Buyers chasing a sea and lifestyle change head down the coast

The Mornington Peninsula property market is booming as city and suburban buyers flock to the sea on the back of a challenging year that has forced a lot of people to re-evaluate what is important to them – including where they live.

Beachside sales have dominated the first major auction weekends of 2021, with a strong 86 per cent clearance rate from 241 results, according to realestate.com.au.

The peninsula is to become one of the most expensive pockets in Melbourne within the next five years, according to Barry Plant Frankston director, Thomas Larkin.

“We are seeing a lot more inner-city people buying down here and appreciating the value they get for their money,” he said.

“People are prioritising lifestyle and having more space, especially after months of lockdown.”

A Rosebud investment property at 21 Second Ave, recorded a great result with seven bidders vying for the keys. A Melbourne couple secured the home $75,000 above the reserve, selling under the hammer for $605,000 with Barry Plant Rosebud auctioneer Paul Cunnington.

In another massive result, local buyers snapped up 21 Kars St, Frankston for $1.503 million, a whopping $400,000 above the reserve.

The sale of the five-bedroom property, currently used as a medical centre was handled by Mr Larkin.

A lack of properties on the market and a backlog of buyers are driving prices north, according to Barry Plant Mornington director, Danae Eden.

“There’s plenty of buyers out there, but we just don’t have enough properties on the market to keep up with the demand,” she said.

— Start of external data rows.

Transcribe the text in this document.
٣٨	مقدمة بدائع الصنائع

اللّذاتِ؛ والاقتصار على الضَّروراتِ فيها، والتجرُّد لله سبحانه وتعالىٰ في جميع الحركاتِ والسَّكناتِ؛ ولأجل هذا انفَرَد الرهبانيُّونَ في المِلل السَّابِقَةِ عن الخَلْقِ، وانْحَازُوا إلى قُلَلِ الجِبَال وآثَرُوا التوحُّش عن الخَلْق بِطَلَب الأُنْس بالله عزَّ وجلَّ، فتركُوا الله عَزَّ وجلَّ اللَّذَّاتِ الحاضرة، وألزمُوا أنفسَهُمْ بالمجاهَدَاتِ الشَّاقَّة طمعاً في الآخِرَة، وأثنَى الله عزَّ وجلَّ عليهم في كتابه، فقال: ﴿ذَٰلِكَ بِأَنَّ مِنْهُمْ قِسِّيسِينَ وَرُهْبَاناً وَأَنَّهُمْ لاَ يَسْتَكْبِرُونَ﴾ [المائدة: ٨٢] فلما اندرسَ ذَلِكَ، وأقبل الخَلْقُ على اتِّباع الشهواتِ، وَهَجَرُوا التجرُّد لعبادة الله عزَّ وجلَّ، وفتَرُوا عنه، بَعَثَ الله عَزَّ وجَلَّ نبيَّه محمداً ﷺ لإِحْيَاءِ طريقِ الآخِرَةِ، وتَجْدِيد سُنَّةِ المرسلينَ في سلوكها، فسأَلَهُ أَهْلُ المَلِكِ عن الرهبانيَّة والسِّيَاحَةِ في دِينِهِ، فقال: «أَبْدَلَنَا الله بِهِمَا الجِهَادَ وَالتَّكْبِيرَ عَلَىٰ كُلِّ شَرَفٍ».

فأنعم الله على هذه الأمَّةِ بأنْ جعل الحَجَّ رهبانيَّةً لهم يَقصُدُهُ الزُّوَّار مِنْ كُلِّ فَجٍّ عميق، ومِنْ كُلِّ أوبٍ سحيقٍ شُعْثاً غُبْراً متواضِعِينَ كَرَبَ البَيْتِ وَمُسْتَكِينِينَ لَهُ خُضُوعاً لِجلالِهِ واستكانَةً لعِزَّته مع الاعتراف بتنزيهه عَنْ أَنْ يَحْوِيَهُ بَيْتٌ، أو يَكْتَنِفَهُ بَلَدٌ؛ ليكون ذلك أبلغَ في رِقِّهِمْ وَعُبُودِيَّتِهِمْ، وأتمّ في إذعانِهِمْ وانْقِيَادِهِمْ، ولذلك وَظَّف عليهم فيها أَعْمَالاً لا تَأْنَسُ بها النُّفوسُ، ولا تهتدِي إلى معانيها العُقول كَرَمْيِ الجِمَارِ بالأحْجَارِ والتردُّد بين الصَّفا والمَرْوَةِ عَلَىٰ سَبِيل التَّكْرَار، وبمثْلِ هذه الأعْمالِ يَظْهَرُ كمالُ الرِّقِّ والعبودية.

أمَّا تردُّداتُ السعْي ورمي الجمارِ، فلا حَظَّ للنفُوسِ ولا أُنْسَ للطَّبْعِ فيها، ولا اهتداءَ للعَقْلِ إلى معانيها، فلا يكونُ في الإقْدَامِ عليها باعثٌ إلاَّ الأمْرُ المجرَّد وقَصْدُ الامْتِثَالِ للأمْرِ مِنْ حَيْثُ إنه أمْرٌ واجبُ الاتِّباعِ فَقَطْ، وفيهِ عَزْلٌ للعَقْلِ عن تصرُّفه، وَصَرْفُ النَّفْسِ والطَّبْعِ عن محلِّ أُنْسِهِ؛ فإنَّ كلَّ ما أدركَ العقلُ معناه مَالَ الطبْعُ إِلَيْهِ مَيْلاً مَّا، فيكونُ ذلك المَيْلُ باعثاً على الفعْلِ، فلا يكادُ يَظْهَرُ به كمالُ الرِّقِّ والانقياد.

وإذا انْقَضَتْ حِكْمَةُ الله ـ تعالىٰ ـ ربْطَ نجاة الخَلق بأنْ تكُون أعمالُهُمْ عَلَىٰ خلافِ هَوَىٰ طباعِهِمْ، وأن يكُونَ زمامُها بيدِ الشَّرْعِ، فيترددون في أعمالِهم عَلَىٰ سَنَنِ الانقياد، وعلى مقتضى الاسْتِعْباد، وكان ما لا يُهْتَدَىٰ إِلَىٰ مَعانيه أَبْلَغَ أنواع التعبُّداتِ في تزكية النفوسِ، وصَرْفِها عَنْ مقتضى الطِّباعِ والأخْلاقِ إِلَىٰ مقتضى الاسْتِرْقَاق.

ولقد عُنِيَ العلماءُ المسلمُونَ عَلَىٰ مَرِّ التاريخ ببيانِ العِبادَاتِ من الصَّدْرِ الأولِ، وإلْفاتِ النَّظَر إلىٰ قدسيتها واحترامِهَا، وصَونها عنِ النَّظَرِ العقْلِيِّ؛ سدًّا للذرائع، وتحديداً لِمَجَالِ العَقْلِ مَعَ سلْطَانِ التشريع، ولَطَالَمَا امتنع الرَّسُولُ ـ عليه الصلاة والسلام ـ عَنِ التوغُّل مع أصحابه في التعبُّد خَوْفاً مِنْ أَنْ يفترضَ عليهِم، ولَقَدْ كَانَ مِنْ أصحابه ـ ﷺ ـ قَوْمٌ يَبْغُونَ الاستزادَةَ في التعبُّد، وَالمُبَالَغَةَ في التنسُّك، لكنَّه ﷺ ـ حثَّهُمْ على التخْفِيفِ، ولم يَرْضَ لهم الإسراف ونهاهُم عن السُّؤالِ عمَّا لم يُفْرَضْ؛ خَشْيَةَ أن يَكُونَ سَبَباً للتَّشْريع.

“The last half-a-dozen properties we sold prior to publicly listing, we had buyers ready to go.”

In a quick sale, 43 Hardy St, Mornington, was swept up by a local buyer before inspection and just days after listing.

“The buyer kept missing out on previous properties because of strong competition, so she rang me on a Sunday and offered the top end of the asking price and offered a $150,000 deposit,” Ms Eden said.

“It was quite unexpected, she didn’t care that she hadn’t inspected the property.

“But also it says a lot about the state of the market, people are doing what they can to avoid missing out.”

Ms Eden said there have been three to five groups making offers on private sales, which generally sell after one open inspection.

“The market has boomed. It’s very exciting to see the market active once again after such a quiet year,” she said.